Переутомление, которым она страдала, усугубилось тяжелой анемией, и, как и ее матери, Ольге был прописан курс ежедневных инъекций мышьяка. «Состояние Ольги до сих пор не самое лучшее», – телеграфировала Александра Николаю 31 октября, добавив в письме, что их дочь «встала, только чтобы прокатиться, и теперь, после чая, она остается на софе, а мы будем обедать наверху. Это мое лечение – ей нужно как можно больше лежать, поскольку она такая бледная и усталая. Понимаешь, инъекции мышьяка будут действовать быстрее таким образом»[970][971].

Через несколько дней они все вместе отметили двадцатилетие Ольги, но в последнее время она редко бывала во флигеле, а когда ходила туда, как она сказала отцу, то «ничего не делала, просто сидела с ними. Но они все еще заставляют меня много лежать». Ей не нравились ежедневные инъекции мышьяка, которые делал ей доктор Боткин: «От меня немного попахивает чесноком, что неприятно»[972][973]. Независимо от того, что она думала в это время в глубине души, Ольга, как и ее сестры, стоически принимала свой жребий. Как-то вечером у них во дворце была в гостях коллега по госпиталю, медсестра Биби. Ольга и Татьяна тогда переодевались к ужину и выбирали украшения. «Жаль только, что никто не может на меня в таком виде полюбоваться, – пошутила Ольга, – только папа!» Сказала она это, как передавала Биби Валентине, совершенно без всякой рисовки. «Раз, два – и волосы причесаны (хоть никакой прически, как таковой, нет), и она даже не взглянула на себя в зеркало». Это было характерно для Ольги – не проявлять интереса к своей внешности и не беспокоиться о том, в каком виде она появится на людях.
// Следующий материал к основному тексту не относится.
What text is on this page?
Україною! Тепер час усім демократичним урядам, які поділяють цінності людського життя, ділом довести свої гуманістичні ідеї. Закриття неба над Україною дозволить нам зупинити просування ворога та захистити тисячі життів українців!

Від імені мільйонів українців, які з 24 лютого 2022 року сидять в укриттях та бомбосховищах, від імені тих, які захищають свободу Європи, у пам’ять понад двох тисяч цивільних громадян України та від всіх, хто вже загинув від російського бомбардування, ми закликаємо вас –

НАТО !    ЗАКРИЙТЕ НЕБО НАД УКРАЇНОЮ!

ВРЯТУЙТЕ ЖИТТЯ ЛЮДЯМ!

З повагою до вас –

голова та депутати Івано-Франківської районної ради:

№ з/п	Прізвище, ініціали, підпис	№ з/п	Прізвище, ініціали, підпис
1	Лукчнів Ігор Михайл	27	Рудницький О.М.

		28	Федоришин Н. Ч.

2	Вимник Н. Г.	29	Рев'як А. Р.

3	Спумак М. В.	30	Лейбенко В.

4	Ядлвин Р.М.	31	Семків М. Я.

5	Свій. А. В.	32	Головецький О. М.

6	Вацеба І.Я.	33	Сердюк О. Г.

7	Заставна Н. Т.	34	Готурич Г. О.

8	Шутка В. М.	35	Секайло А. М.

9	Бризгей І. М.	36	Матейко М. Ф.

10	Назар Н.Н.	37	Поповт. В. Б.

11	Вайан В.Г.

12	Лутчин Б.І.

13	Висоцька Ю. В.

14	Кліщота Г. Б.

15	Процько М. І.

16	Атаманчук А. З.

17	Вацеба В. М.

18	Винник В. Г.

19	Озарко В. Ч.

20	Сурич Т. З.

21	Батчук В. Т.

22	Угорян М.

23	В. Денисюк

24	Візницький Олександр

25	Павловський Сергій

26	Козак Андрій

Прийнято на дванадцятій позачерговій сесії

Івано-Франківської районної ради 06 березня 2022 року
Когда Ольга часами лежала дома, чувствуя себя плохо, горничная Нюта принесла ей грампластинку «Прощай, Лу-Лу». «Без сомнения, отголосок того, что она могла встретить в госпитале, – написала Валентина в своем дневнике, возможно, намекая на песни, которые пели там офицеры, друзья Ольги. – Как печально, что бедные дети вынуждены жить в этой золотой клетке»[974].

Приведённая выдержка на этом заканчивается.